No nosso entendimento, o legislador criou uma permanente insegurança jurídica ao atribuir ao agente fiscal (art. 116, parágrafo único, do CTN) a possibilidade de desconsiderar operação legal praticada pelo contribuinte ao argumento de que poderia praticar outra conduta capaz de gerar mais recursos aos cofres públicos. É de duvidosa constitucionalidade e utilidade o dispositivo legal, na medida em que não poderia violar o princípio da legalidade tributária, além do que o Fisco já dispunha de mecanismos para cobrar tributos em caso de simulação antes mesmo da entrada em vigor do referido dispositivo legal (como será demonstrado no capítulo II).

Os conceitos de abuso de direito, abuso de forma e fraude à lei não estão previstos em lei complementar, tal como exigido pelo art. 146, II e III, da CF/88, sendo, destarte, questionável, no nosso entender, a sua utilização pelo Fisco para fundamentar a desconsideração de planejamentos tributários. Não custa lembrar que o parágrafo único do art. 116 do CTN possui como elemento normativo central a prática de atos ou negócios jurídicos com a finalidade de dissimular a ocorrência do fato gerador do tributo ou a natureza dos elementos constitutivos da obrigação tributária, o que não se confunde com aqueles conceitos. O mesmo raciocínio pode ser utilizado com relação à exigência de propósito negocial em planejamentos tributários[39].

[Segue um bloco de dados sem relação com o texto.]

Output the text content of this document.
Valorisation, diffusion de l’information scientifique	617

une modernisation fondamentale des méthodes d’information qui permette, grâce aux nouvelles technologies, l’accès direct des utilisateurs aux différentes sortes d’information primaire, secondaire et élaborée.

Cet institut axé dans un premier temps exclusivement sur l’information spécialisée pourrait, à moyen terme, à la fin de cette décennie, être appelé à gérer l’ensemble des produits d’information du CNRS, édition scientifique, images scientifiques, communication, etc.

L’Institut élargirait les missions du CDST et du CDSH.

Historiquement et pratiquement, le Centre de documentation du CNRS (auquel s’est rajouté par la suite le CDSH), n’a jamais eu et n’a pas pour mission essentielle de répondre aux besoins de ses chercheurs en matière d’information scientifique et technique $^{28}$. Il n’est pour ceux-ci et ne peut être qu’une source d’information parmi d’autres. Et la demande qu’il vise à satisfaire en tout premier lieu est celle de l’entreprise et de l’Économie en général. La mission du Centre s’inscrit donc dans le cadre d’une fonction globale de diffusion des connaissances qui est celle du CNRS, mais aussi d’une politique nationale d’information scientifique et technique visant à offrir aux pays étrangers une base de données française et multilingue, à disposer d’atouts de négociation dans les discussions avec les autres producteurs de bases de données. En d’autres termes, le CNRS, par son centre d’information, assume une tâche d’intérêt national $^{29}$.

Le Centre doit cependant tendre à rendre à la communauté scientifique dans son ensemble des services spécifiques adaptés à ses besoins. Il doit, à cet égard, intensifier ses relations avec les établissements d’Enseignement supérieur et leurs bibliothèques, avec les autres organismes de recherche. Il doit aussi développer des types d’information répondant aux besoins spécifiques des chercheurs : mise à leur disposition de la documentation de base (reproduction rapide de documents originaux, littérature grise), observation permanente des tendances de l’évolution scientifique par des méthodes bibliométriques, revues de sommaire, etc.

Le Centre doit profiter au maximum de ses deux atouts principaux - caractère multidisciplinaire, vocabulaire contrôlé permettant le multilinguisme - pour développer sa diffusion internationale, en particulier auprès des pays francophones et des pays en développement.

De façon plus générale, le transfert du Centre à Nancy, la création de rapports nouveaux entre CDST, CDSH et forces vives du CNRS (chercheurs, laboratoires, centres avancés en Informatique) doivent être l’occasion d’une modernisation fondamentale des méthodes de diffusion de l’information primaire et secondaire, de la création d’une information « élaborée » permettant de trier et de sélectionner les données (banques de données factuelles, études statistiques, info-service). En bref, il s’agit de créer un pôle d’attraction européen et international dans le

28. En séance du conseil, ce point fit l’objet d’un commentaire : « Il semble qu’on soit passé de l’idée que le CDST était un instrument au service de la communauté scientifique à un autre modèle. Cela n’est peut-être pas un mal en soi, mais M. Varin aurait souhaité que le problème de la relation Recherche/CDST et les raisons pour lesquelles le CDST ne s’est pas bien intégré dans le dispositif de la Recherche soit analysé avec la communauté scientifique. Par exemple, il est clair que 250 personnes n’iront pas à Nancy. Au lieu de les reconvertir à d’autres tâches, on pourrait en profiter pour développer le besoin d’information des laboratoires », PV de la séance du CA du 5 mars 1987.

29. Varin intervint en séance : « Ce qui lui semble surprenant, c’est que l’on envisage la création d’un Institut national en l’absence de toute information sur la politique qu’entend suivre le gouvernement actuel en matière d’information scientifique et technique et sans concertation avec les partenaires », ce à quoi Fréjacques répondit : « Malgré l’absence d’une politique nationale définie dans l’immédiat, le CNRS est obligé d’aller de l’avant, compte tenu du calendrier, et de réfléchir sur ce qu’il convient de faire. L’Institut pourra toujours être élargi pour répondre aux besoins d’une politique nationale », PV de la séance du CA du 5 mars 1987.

Seja como for, há ineficácia técnica da norma jurídica prevista no parágrafo único do art. 116 do CTN pela falta de regulamentação do referido dispositivo legal por lei ordinária (a MP n.º 66/02 que previa a regulamentação não foi convertida em lei)[40].

Como se pode perceber, a fronteira entre o lícito e o ilícito é o ponto decisivo para se avaliar a legalidade de um planejamento tributário pelo contribuinte, cujo direito é assegurado constitucionalmente através dos princípios da livre iniciativa econômica, da legalidade tributária e da impossibilidade de tributação por analogia; ou melhor, a ilegalidade do planejamento tributário "ao contrário" realizado pelo Fisco para exigir tributos alegando abuso de formas[41].

A insegurança jurídica que permeia o assunto por si só reforça a necessidade de se atentar para o aspecto tributário no planejamento sucessório, para que expectativas e negócios não sejam frustrados com questionamentos por parte da autoridade fiscalizadora culminados em lançamentos de ofício, ao argumento de que atos ou negócios jurídicos no contexto de um planejamento sucessório foram praticados com o intuito de dissimular a ocorrência da hipótese de incidência tributária ou a natureza dos elementos constitutivos da obrigação tributária[42].

A questão primordial é de interpretação, e o órgão a quem compete em última instância (administrativa) a interpretação sobre a exigência de tributos federais no âmbito de um planejamento tributário é o CARF. Tendo o legislador (art. 116, parágrafo único, do CTN) deferido ao agente fiscal a competência para desconsideração de negócios jurídicos com a finalidade de dissimular a ocorrência do fato gerador do tributo, e competindo ao CARF em última instância (administrativa) o controle de legalidade dos lançamentos tributários, percebe-se a importância da avaliação dos precedentes do CARF a respeito da matéria e dos critérios utilizados pelos seus julgadores para discernir entre elisão e evasão fiscais, conceitos estes carregados de forte carga de indeterminação, e na abordagem dos conceitos jurídicos correlatos[43].